Ferroptosis, pyroptosis and necroptosis in hepatocellular carcinoma immunotherapy: Mechanisms and immunologic landscape (Review)

Abstract

Hepatocellular carcinoma (HCC), one of the leading causes of cancer‑related mortality worldwide, is challenging to identify in its early stages and prone to metastasis, and the prognosis of patients with this disease is poor. Treatment options for HCC are limited, with even radical treatments being associated with a risk of recurrence or transformation in the short term. Furthermore, the multi‑tyrosine kinase inhibitors approved for first‑line therapy have marked drawbacks, including drug resistance and side effects. The rise and breakthrough of immune checkpoint inhibitors (ICIs) have provided a novel direction for HCC immunotherapy but these have the drawback of low response rates. Since avoiding apoptosis is a universal feature of cancer, the induction of non‑apoptotic regulatory cell death (NARCD) is a novel strategy for HCC immunotherapy. At present, NARCD pathways, including ferroptosis, pyroptosis and necroptosis, are novel potential forms of immunogenic cell death, which have synergistic effects with antitumor immunity, transforming immune 'cold' tumors into immune 'hot' tumors and exerting antitumor effects. Therefore, these pathways may be targeted as a novel treatment strategy for HCC. In the present review, the roles of ferroptosis, pyroptosis and necroptosis in antitumor immunity in HCC are discussed, and the relevant targets and signaling pathways, and the current status of combined therapy with ICIs are summarized. The prospects of targeting ferroptosis, pyroptosis and necroptosis in HCC immunotherapy are also considered.

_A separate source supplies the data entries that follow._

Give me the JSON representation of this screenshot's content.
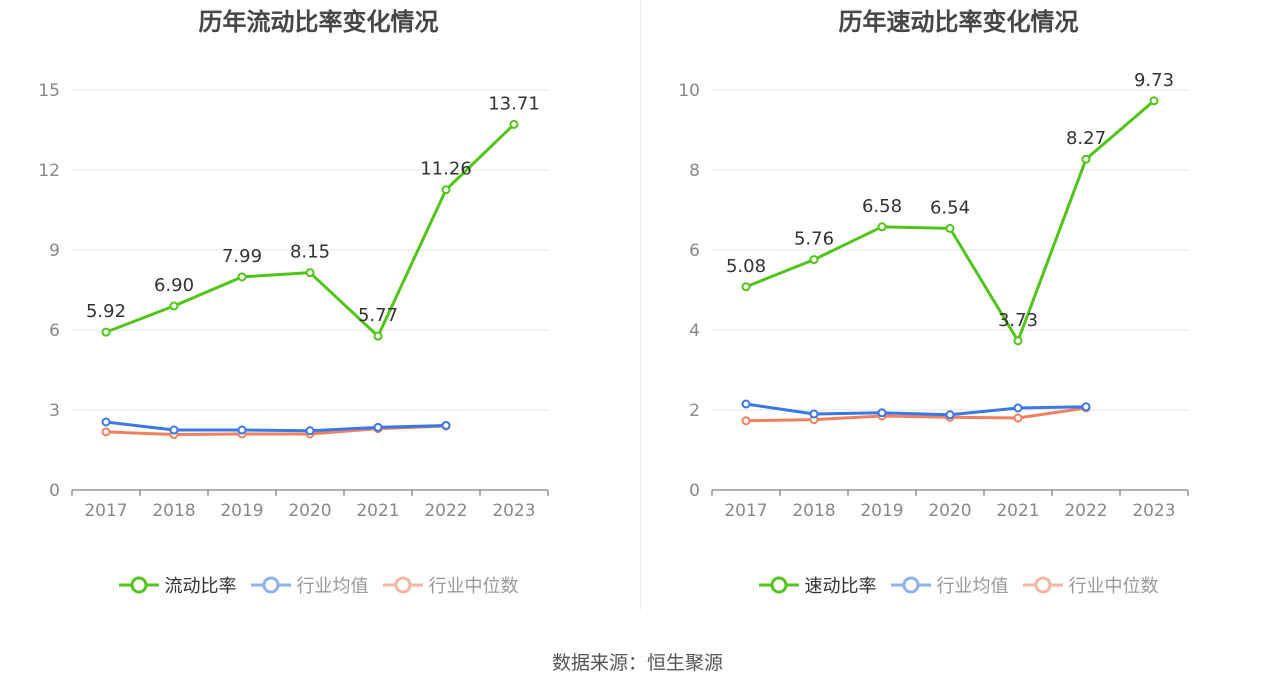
{
  "source": "数据来源：恒生聚源",
  "legend_labels": [
    "行业均值",
    "行业中位数"
  ],
  "chart_data": [
    {
      "type": "line",
      "title": "历年流动比率变化情况",
      "categories": [
        "2017",
        "2018",
        "2019",
        "2020",
        "2021",
        "2022",
        "2023"
      ],
      "ylim": [
        0,
        15
      ],
      "yticks": [
        0,
        3,
        6,
        9,
        12,
        15
      ],
      "grid": true,
      "legend_position": "bottom",
      "series": [
        {
          "name": "流动比率",
          "color": "#52c41a",
          "values": [
            5.92,
            6.9,
            7.99,
            8.15,
            5.77,
            11.26,
            13.71
          ],
          "labels": [
            "5.92",
            "6.90",
            "7.99",
            "8.15",
            "5.77",
            "11.26",
            "13.71"
          ]
        },
        {
          "name": "行业均值",
          "color": "#3b78e7",
          "values": [
            2.55,
            2.25,
            2.25,
            2.22,
            2.35,
            2.42,
            null
          ]
        },
        {
          "name": "行业中位数",
          "color": "#f08060",
          "values": [
            2.18,
            2.08,
            2.1,
            2.1,
            2.3,
            2.4,
            null
          ]
        }
      ]
    },
    {
      "type": "line",
      "title": "历年速动比率变化情况",
      "categories": [
        "2017",
        "2018",
        "2019",
        "2020",
        "2021",
        "2022",
        "2023"
      ],
      "ylim": [
        0,
        10
      ],
      "yticks": [
        0,
        2,
        4,
        6,
        8,
        10
      ],
      "grid": true,
      "legend_position": "bottom",
      "series": [
        {
          "name": "速动比率",
          "color": "#52c41a",
          "values": [
            5.08,
            5.76,
            6.58,
            6.54,
            3.73,
            8.27,
            9.73
          ],
          "labels": [
            "5.08",
            "5.76",
            "6.58",
            "6.54",
            "3.73",
            "8.27",
            "9.73"
          ]
        },
        {
          "name": "行业均值",
          "color": "#3b78e7",
          "values": [
            2.15,
            1.9,
            1.93,
            1.88,
            2.05,
            2.08,
            null
          ]
        },
        {
          "name": "行业中位数",
          "color": "#f08060",
          "values": [
            1.73,
            1.76,
            1.85,
            1.82,
            1.8,
            2.05,
            null
          ]
        }
      ]
    }
  ]
}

Keywords: HCC; ferroptosis; immunotherapy; necroptosis; pyroptosis.

Figure 1

Overview of the molecular mechanisms of ferroptosis. The figure was drawn using Figdraw (www.figdraw.com). ALOX, arachidonate lipoxygenase; BH4, tetrahydrobiopterin; CoQ₁₀, coenzyme Q10; CoQ₁₀H₂, ubiquinol; DHODH, dihydroorotate dehydrogenase; FSP1, ferroptosis suppressor protein 1; GCH1, GTP cyclic hydrolase 1; GPX4, glutathione peroxidase 4; GSH, glutathione; GSSG, glutathione disulfide; I3P, indole-3-pyruvate; IL4i1, IL-4-induced-1; MDR1, multidrug resistance 1; PL, phospholipid; POR, cytochrome P450 oxidoreductase; PUFA, polyunsaturated fatty acid; ROS, reactive oxygen species; SLC7A11, solute carrier family 7 member 11; TFRC, transferrin receptor.

Figure 2

Summary of three molecular mechanisms of pyroptosis, including the typical, atypical and alternative pathway. The figure was drawn using Figdraw (www.figdraw.com). AIM2, absent in melanoma 2; ASC, apoptosis associated dot like protein; CTL, cytotoxic T lymphocyte; DAMP, damage-associated molecular pattern; GSDM, gasdermin; GZM, granzyme; LPS, lipopolysaccharide; -N, N terminal; NLRP, NOD-like receptor family pyrin domain containing; PAMP, pathogen-associated molecular pattern; PRR, pattern recognition receptor.

Figure 3

Core molecular mechanisms of necroptosis. The figure was drawn using Figdraw (www.figdraw.com). cIAP1/2, cellular inhibitor of apoptosis protein 1/2; CYLD, cylindromatosis; DAMP, damage-associated molecular pattern; FADD, Fas-associated death domain; LUBAC, linear ubiquitin chain assembly complex; MLKL, mixed lineage kinase domain-like pseudokinase; P, phosphate group; RIPK, receptor-interacting protein kinase; TNFR, tumor necrosis factor receptor; TRADD, TNFR1-associated death domain protein; TRAF2, TNF receptor-associated factor 2.